Stringent response relay and involvement of RNases.
(A) Northern blot analysis of total RNA from S. aureus strain Newman (‘Wt’) and different isogenic mutants (‘Δ’) sampled at exponential growth phase. The cultures were grown in CDM without (‘−’) or supplemented with 1 mM L-methionine (‘+’). DIG-labeled DNA probes for brnQ-1 (branched-chain amino acid transport), the met leader RNA or metI were used to hybridize RNA from WT, the rsh (ppGpp synthetase) and a codY mutant. The data are representative of two independent experiments. (B) RNA stability assay. Northern blot analyses of met leader RNA (upper panel) and metICFE-mdh mRNA (lower panel) upon rifampicin exposure of S. aureus strain Newman (‘Wt’) and isogenic RNase J2 and RNase III deletion mutants (‘ΔRnJ2’, ‘ΔRnIII’), respectively. Bacteria were grown in CDM without methionine and total RNA was prepared from cells before (0 min) and after the addition of 500 µg ml−1 rifampicin at the time points indicated in the figure. Blots were hybridized with DIG-labeled met leader- and metI-specific DNA probes, respectively. Bottom panels in (A) and (B) show the 16S rRNA as loading controls in the corresponding agarose gels.
Table 1.
Methionine metabolism and biosynthesis control among Bacillales and Lactobacillales.
Figure 6.
Model of a regulatory cascade for methionine biosynthesis operon control.

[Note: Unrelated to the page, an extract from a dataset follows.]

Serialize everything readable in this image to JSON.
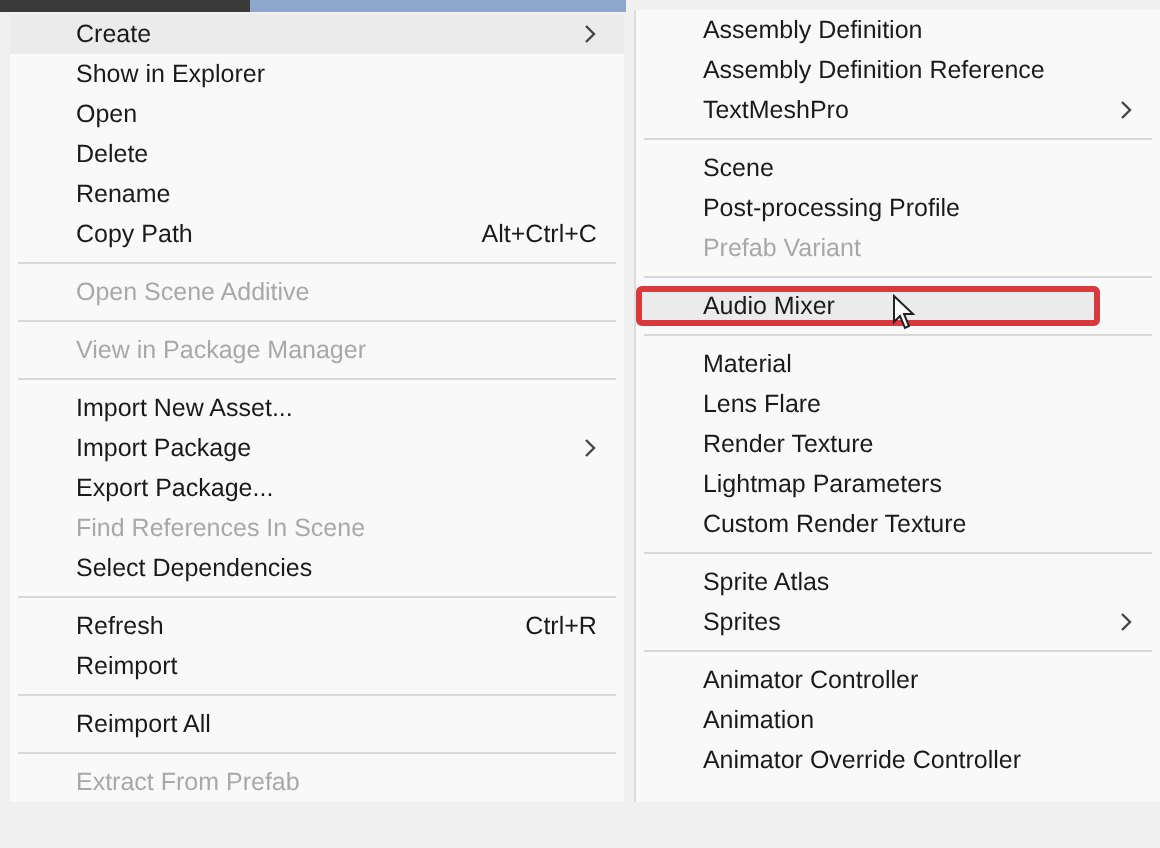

(i) With high amino acid levels, branched-chain amino acids (BCAA) and GTP are bound to the CodY repressor, increasing its affinity for target DNA binding; downstream genes are repressed (small picture, bottom left). (ii) Low amino acid levels will trigger the stringent response due to stalled ribosomes, which leads to an increase in RelA-mediated ppGpp alarmone synthesis resulting in less GTP. Subsequently, CodY dissociates from the DNA activating downstream transcription of the T-box leader RNA.
The T-box acts as the crucial check-point sensing uncharged tRNAifMet levels and determines transcription of the met biosynthesis genes in a highly methionine-dependent manner.
Rapid degradation of the met mRNA by the RNA degradosome is an additional mechanism to limit unnecessary translation of methionine biosynthesis mRNA.